Research
To achieve our Mission, the Foundation funds some of the most brilliant minds in neuroscience. Having recognized that no one laboratory has the compass to tackle the complex challenges of peripheral neuropathy, the Foundation organized a collaborative approach that will allow researchers to achieve a high level of trust, openness and collaborative interactions marked by dynamic, interactive and intellectual and scientific relationships between them. Collaborative efforts will foster the exchange of new information and cutting edge technologies with academic and industry researchers alike. We hope to increase the movement of new treatments into the clinic. Ultimately, the more that is known about the function and dysfunction of the nervous system, the more individuals can be helped to have a better future.
New Research Partnership -
Children's Hospital Boston (Dr. Clifford Woolf)

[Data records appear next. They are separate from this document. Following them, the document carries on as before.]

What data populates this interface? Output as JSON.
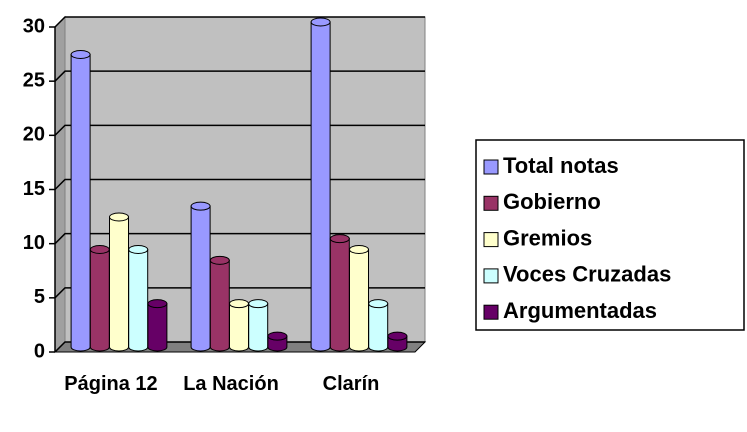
{
  "chart_data": {
    "type": "bar",
    "categories": [
      "Página 12",
      "La Nación",
      "Clarín"
    ],
    "series": [
      {
        "name": "Total notas",
        "color": "#9999ff",
        "values": [
          27,
          13,
          30
        ]
      },
      {
        "name": "Gobierno",
        "color": "#993366",
        "values": [
          9,
          8,
          10
        ]
      },
      {
        "name": "Gremios",
        "color": "#ffffcc",
        "values": [
          12,
          4,
          9
        ]
      },
      {
        "name": "Voces Cruzadas",
        "color": "#ccffff",
        "values": [
          9,
          4,
          4
        ]
      },
      {
        "name": "Argumentadas",
        "color": "#660066",
        "values": [
          4,
          1,
          1
        ]
      }
    ],
    "ylim": [
      0,
      30
    ],
    "yticks": [
      0,
      5,
      10,
      15,
      20,
      25,
      30
    ],
    "grid": true,
    "legend": "right"
  }
}
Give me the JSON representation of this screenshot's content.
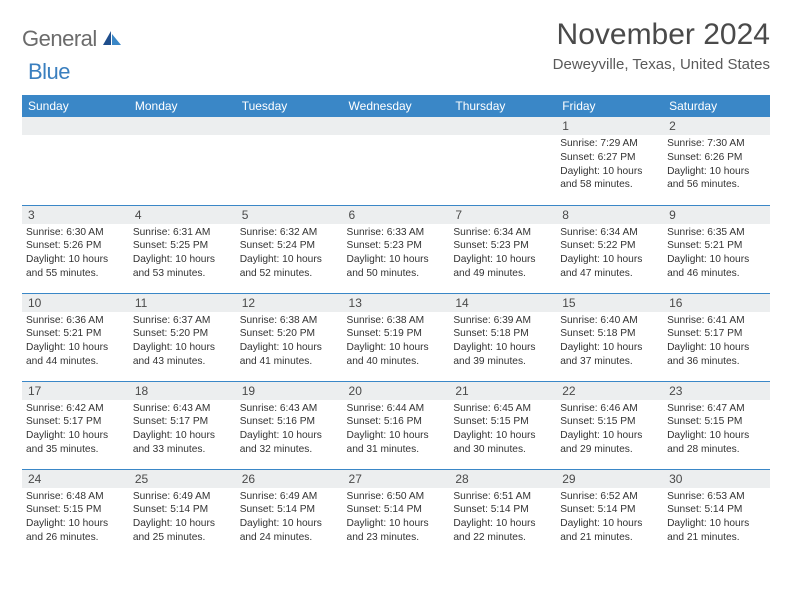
{
  "brand": {
    "word1": "General",
    "word2": "Blue"
  },
  "title": "November 2024",
  "location": "Deweyville, Texas, United States",
  "colors": {
    "header_bg": "#3a87c7",
    "header_text": "#ffffff",
    "row_divider": "#3a87c7",
    "daynum_bg": "#eceeef",
    "text": "#333333",
    "title_text": "#4a4a4a",
    "brand_gray": "#6b6b6b",
    "brand_blue": "#3a7fbf"
  },
  "day_headers": [
    "Sunday",
    "Monday",
    "Tuesday",
    "Wednesday",
    "Thursday",
    "Friday",
    "Saturday"
  ],
  "weeks": [
    [
      {
        "n": "",
        "sunrise": "",
        "sunset": "",
        "daylight1": "",
        "daylight2": ""
      },
      {
        "n": "",
        "sunrise": "",
        "sunset": "",
        "daylight1": "",
        "daylight2": ""
      },
      {
        "n": "",
        "sunrise": "",
        "sunset": "",
        "daylight1": "",
        "daylight2": ""
      },
      {
        "n": "",
        "sunrise": "",
        "sunset": "",
        "daylight1": "",
        "daylight2": ""
      },
      {
        "n": "",
        "sunrise": "",
        "sunset": "",
        "daylight1": "",
        "daylight2": ""
      },
      {
        "n": "1",
        "sunrise": "Sunrise: 7:29 AM",
        "sunset": "Sunset: 6:27 PM",
        "daylight1": "Daylight: 10 hours",
        "daylight2": "and 58 minutes."
      },
      {
        "n": "2",
        "sunrise": "Sunrise: 7:30 AM",
        "sunset": "Sunset: 6:26 PM",
        "daylight1": "Daylight: 10 hours",
        "daylight2": "and 56 minutes."
      }
    ],
    [
      {
        "n": "3",
        "sunrise": "Sunrise: 6:30 AM",
        "sunset": "Sunset: 5:26 PM",
        "daylight1": "Daylight: 10 hours",
        "daylight2": "and 55 minutes."
      },
      {
        "n": "4",
        "sunrise": "Sunrise: 6:31 AM",
        "sunset": "Sunset: 5:25 PM",
        "daylight1": "Daylight: 10 hours",
        "daylight2": "and 53 minutes."
      },
      {
        "n": "5",
        "sunrise": "Sunrise: 6:32 AM",
        "sunset": "Sunset: 5:24 PM",
        "daylight1": "Daylight: 10 hours",
        "daylight2": "and 52 minutes."
      },
      {
        "n": "6",
        "sunrise": "Sunrise: 6:33 AM",
        "sunset": "Sunset: 5:23 PM",
        "daylight1": "Daylight: 10 hours",
        "daylight2": "and 50 minutes."
      },
      {
        "n": "7",
        "sunrise": "Sunrise: 6:34 AM",
        "sunset": "Sunset: 5:23 PM",
        "daylight1": "Daylight: 10 hours",
        "daylight2": "and 49 minutes."
      },
      {
        "n": "8",
        "sunrise": "Sunrise: 6:34 AM",
        "sunset": "Sunset: 5:22 PM",
        "daylight1": "Daylight: 10 hours",
        "daylight2": "and 47 minutes."
      },
      {
        "n": "9",
        "sunrise": "Sunrise: 6:35 AM",
        "sunset": "Sunset: 5:21 PM",
        "daylight1": "Daylight: 10 hours",
        "daylight2": "and 46 minutes."
      }
    ],
    [
      {
        "n": "10",
        "sunrise": "Sunrise: 6:36 AM",
        "sunset": "Sunset: 5:21 PM",
        "daylight1": "Daylight: 10 hours",
        "daylight2": "and 44 minutes."
      },
      {
        "n": "11",
        "sunrise": "Sunrise: 6:37 AM",
        "sunset": "Sunset: 5:20 PM",
        "daylight1": "Daylight: 10 hours",
        "daylight2": "and 43 minutes."
      },
      {
        "n": "12",
        "sunrise": "Sunrise: 6:38 AM",
        "sunset": "Sunset: 5:20 PM",
        "daylight1": "Daylight: 10 hours",
        "daylight2": "and 41 minutes."
      },
      {
        "n": "13",
        "sunrise": "Sunrise: 6:38 AM",
        "sunset": "Sunset: 5:19 PM",
        "daylight1": "Daylight: 10 hours",
        "daylight2": "and 40 minutes."
      },
      {
        "n": "14",
        "sunrise": "Sunrise: 6:39 AM",
        "sunset": "Sunset: 5:18 PM",
        "daylight1": "Daylight: 10 hours",
        "daylight2": "and 39 minutes."
      },
      {
        "n": "15",
        "sunrise": "Sunrise: 6:40 AM",
        "sunset": "Sunset: 5:18 PM",
        "daylight1": "Daylight: 10 hours",
        "daylight2": "and 37 minutes."
      },
      {
        "n": "16",
        "sunrise": "Sunrise: 6:41 AM",
        "sunset": "Sunset: 5:17 PM",
        "daylight1": "Daylight: 10 hours",
        "daylight2": "and 36 minutes."
      }
    ],
    [
      {
        "n": "17",
        "sunrise": "Sunrise: 6:42 AM",
        "sunset": "Sunset: 5:17 PM",
        "daylight1": "Daylight: 10 hours",
        "daylight2": "and 35 minutes."
      },
      {
        "n": "18",
        "sunrise": "Sunrise: 6:43 AM",
        "sunset": "Sunset: 5:17 PM",
        "daylight1": "Daylight: 10 hours",
        "daylight2": "and 33 minutes."
      },
      {
        "n": "19",
        "sunrise": "Sunrise: 6:43 AM",
        "sunset": "Sunset: 5:16 PM",
        "daylight1": "Daylight: 10 hours",
        "daylight2": "and 32 minutes."
      },
      {
        "n": "20",
        "sunrise": "Sunrise: 6:44 AM",
        "sunset": "Sunset: 5:16 PM",
        "daylight1": "Daylight: 10 hours",
        "daylight2": "and 31 minutes."
      },
      {
        "n": "21",
        "sunrise": "Sunrise: 6:45 AM",
        "sunset": "Sunset: 5:15 PM",
        "daylight1": "Daylight: 10 hours",
        "daylight2": "and 30 minutes."
      },
      {
        "n": "22",
        "sunrise": "Sunrise: 6:46 AM",
        "sunset": "Sunset: 5:15 PM",
        "daylight1": "Daylight: 10 hours",
        "daylight2": "and 29 minutes."
      },
      {
        "n": "23",
        "sunrise": "Sunrise: 6:47 AM",
        "sunset": "Sunset: 5:15 PM",
        "daylight1": "Daylight: 10 hours",
        "daylight2": "and 28 minutes."
      }
    ],
    [
      {
        "n": "24",
        "sunrise": "Sunrise: 6:48 AM",
        "sunset": "Sunset: 5:15 PM",
        "daylight1": "Daylight: 10 hours",
        "daylight2": "and 26 minutes."
      },
      {
        "n": "25",
        "sunrise": "Sunrise: 6:49 AM",
        "sunset": "Sunset: 5:14 PM",
        "daylight1": "Daylight: 10 hours",
        "daylight2": "and 25 minutes."
      },
      {
        "n": "26",
        "sunrise": "Sunrise: 6:49 AM",
        "sunset": "Sunset: 5:14 PM",
        "daylight1": "Daylight: 10 hours",
        "daylight2": "and 24 minutes."
      },
      {
        "n": "27",
        "sunrise": "Sunrise: 6:50 AM",
        "sunset": "Sunset: 5:14 PM",
        "daylight1": "Daylight: 10 hours",
        "daylight2": "and 23 minutes."
      },
      {
        "n": "28",
        "sunrise": "Sunrise: 6:51 AM",
        "sunset": "Sunset: 5:14 PM",
        "daylight1": "Daylight: 10 hours",
        "daylight2": "and 22 minutes."
      },
      {
        "n": "29",
        "sunrise": "Sunrise: 6:52 AM",
        "sunset": "Sunset: 5:14 PM",
        "daylight1": "Daylight: 10 hours",
        "daylight2": "and 21 minutes."
      },
      {
        "n": "30",
        "sunrise": "Sunrise: 6:53 AM",
        "sunset": "Sunset: 5:14 PM",
        "daylight1": "Daylight: 10 hours",
        "daylight2": "and 21 minutes."
      }
    ]
  ]
}
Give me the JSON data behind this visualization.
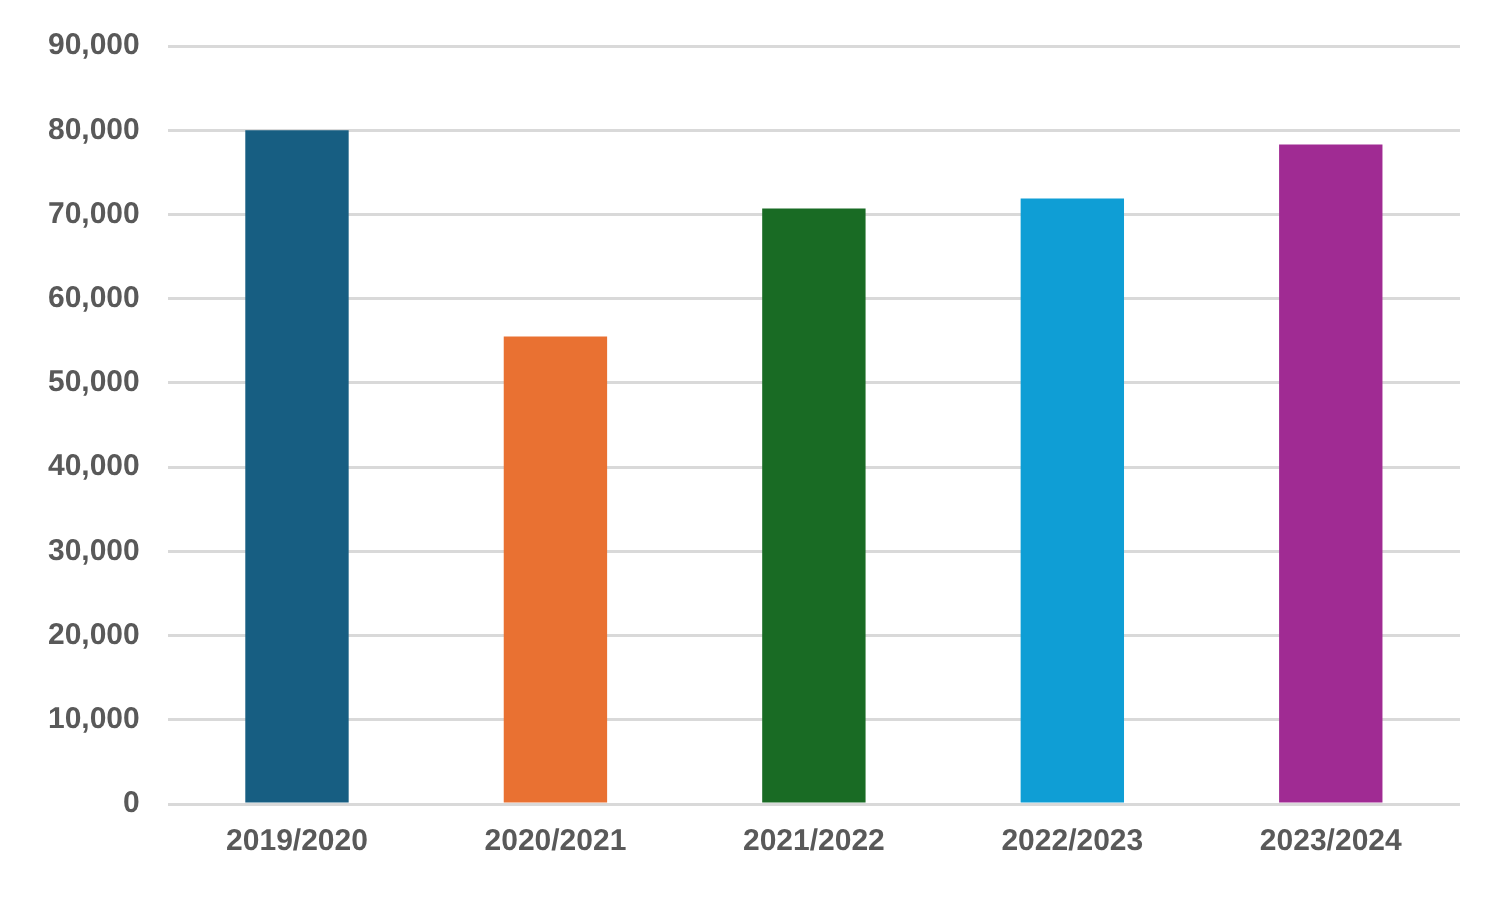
{
  "chart_data": {
    "type": "bar",
    "categories": [
      "2019/2020",
      "2020/2021",
      "2021/2022",
      "2022/2023",
      "2023/2024"
    ],
    "values": [
      80000,
      55500,
      70700,
      71900,
      78300
    ],
    "colors": [
      "#175e82",
      "#e97132",
      "#196b24",
      "#0f9ed5",
      "#a02b93"
    ],
    "ylim": [
      0,
      90000
    ],
    "yticks": [
      0,
      {
        "value": 10000,
        "label": "10,000"
      },
      {
        "value": 20000,
        "label": "20,000"
      },
      {
        "value": 30000,
        "label": "30,000"
      },
      {
        "value": 40000,
        "label": "40,000"
      },
      {
        "value": 50000,
        "label": "50,000"
      },
      {
        "value": 60000,
        "label": "60,000"
      },
      {
        "value": 70000,
        "label": "70,000"
      },
      {
        "value": 80000,
        "label": "80,000"
      },
      {
        "value": 90000,
        "label": "90,000"
      }
    ],
    "grid": "y",
    "legend": false
  }
}
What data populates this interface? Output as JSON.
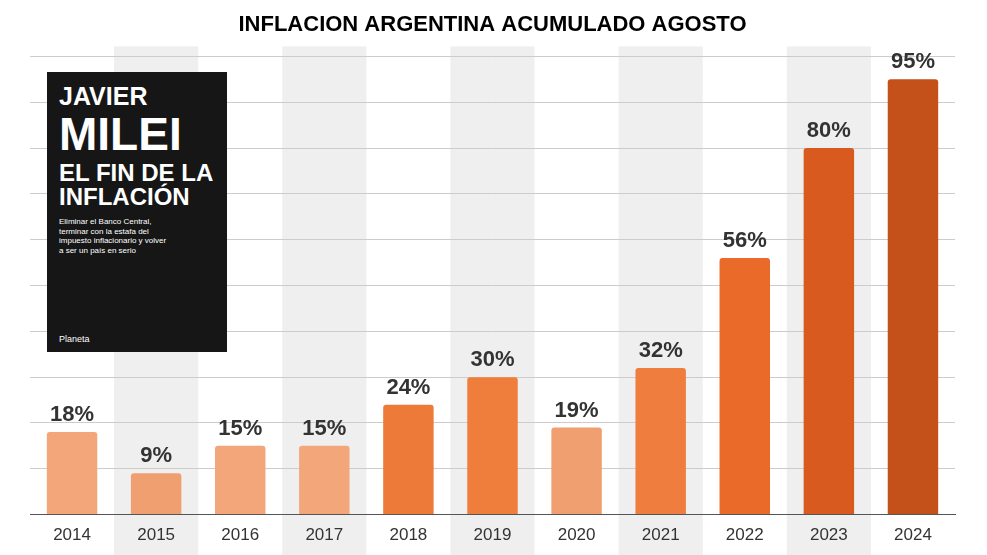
{
  "chart_data": {
    "type": "bar",
    "title": "INFLACION ARGENTINA ACUMULADO AGOSTO",
    "categories": [
      "2014",
      "2015",
      "2016",
      "2017",
      "2018",
      "2019",
      "2020",
      "2021",
      "2022",
      "2023",
      "2024"
    ],
    "values": [
      18,
      9,
      15,
      15,
      24,
      30,
      19,
      32,
      56,
      80,
      95
    ],
    "value_labels": [
      "18%",
      "9%",
      "15%",
      "15%",
      "24%",
      "30%",
      "19%",
      "32%",
      "56%",
      "80%",
      "95%"
    ],
    "colors": [
      "#f2a67a",
      "#f0a070",
      "#f2a67a",
      "#f2a67a",
      "#ee7a3a",
      "#ef7d3c",
      "#f0a070",
      "#ef7e3e",
      "#ea6a2a",
      "#d95a1e",
      "#c4501a"
    ],
    "ylim": [
      0,
      100
    ],
    "yticks": [
      0,
      10,
      20,
      30,
      40,
      50,
      60,
      70,
      80,
      90,
      100
    ],
    "grid": true,
    "data_labels": true,
    "tick_labels": "x",
    "annotations": [
      "JAVIER",
      "MILEI",
      "EL FIN DE LA",
      "INFLACIÓN",
      "Eliminar el Banco Central, terminar con la estafa del impuesto inflacionario y volver a ser un país en serio",
      "Planeta"
    ]
  }
}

The Foundation for Peripheral Neuropathy and Children’s Hospital Boston are jointly supporting a proof of concept preclinical research project to find a new pain therapy for peripheral neuropathy. Having previously discovered a common variant in a gene called GCH1 that protects people (~3% of the population) from developing chronic pain after nerve injury, Dr. Clifford Woolf and his team now wish to discover if drugs can mimic this so that we can pharmacologically convert people who, by virtue of the particular type of GCH1 gene they happen to have inherited, are at a high risk of pain, to resemble those that are at a low risk. This is a completely novel approach to drug development and to finding a new pain therapy.
The premise of the study is to test if two candidate inhibitors of GCH1 can produce analgesia. If the project is successful, the plan then is to immediately develop related compounds suitable for testing in patients with peripheral neuropathy. Because the target has been identified by human genetics we are confident that if we can find inhibitors that are as effective as the gene variant we will find a completely new class of drugs to treat persistent neuropathic pain. The fact that the gene variant confers protection against pain without any other apparent harmful effects indicates that such drugs may also have a low side effect profile. This is a study that is much too risky for pharmaceutical companies because it is a quite different model from how they develop analgesics, but the partnership between the Foundation and Children’s Hospital Boston is willing to take the chance, because the science strongly supports it and the need is so great.
Dr. Clifford Woolf is the Director of the FM Kirby Center and Program in Neurobiology, Children’s Hospital Boston and a Professor of Neurology and Neurobiology, Harvard Medical School.